Now, some general advice. Mod your game. Even if you want a "totally vanilla" experience, get a list of recommended bugfix mods and an achievement re-enabler. The Unofficial Patch, High FPS Physics Fix, Weapon Debris Fix (if you have an Nvidia GPU), F4SE, and Buffout 4 (setup guide followed, all but F4EE support enabled) should be considered the bare minimum to ensure you have an enjoyable time with the game. Remember, this is a Bethesda game.If I remember correctly, Containers is one subsection under Furniture. (I may be misremembering, or my menus are different because I have some settlement building mods)
When you get a huge stockpile of weapons i usually grab some, upgrade their receivers for damage boost then give them out to settlers so they have extra firepower over their basic useless pipe pistols, etc. Most of your settlement defense should be heavy turrets, but hey doesn't hurt for settlers to do good damage either.
Again, i suggest first time not to worry about building up settlers/settlements a lot until later in the game or a 2nd playthrough.
Sell all weapons you find to the merchants, except the ones you want to keep. Do purchase legendary weapons when you can and upgrade your armour at every opportunity, same with guns, mod them at every opportunity and armour.
Buy shipments if you want to build stuff as they weigh nothing, as you run out of wood, steel etc pretty fast if you like building stuff.
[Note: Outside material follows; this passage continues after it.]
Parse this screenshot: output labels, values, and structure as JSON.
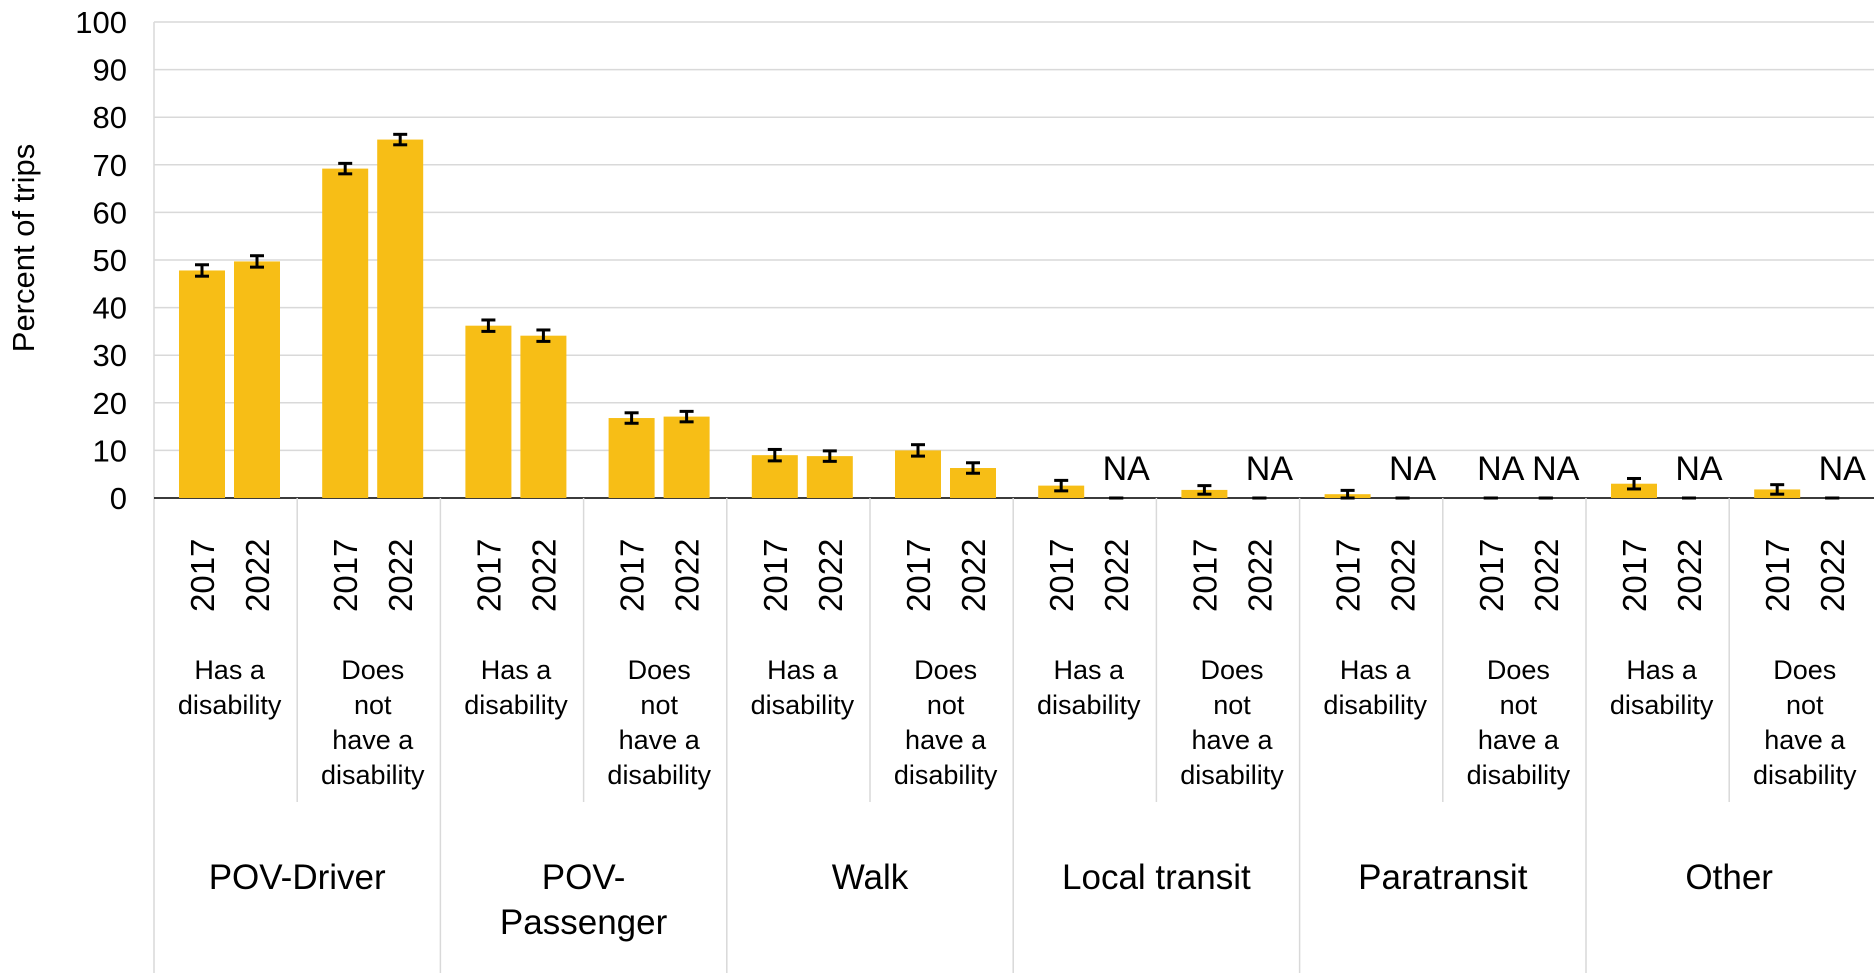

Buy ammo at every opportunity 45 ammo and 308 mainly as thats what you use mainly (legendary weapons from merchants) oh and 50 cal if you like those weapons. I wont go down the rabbit hole with Preston, up to you whether you rescue him or not.
NPCs will also take a higher DMG weapon from a container if they have the ammo for it or if the ammo for it is stored in the same container. So always store ammo separately from guns. Or just use a mannequin (first item under Decorations).
Is there any particular reason you don't store weapons in the workbench itself? I've never had a weapon stolen from a workbench. At least not that I've ever noticed. Is that a thing?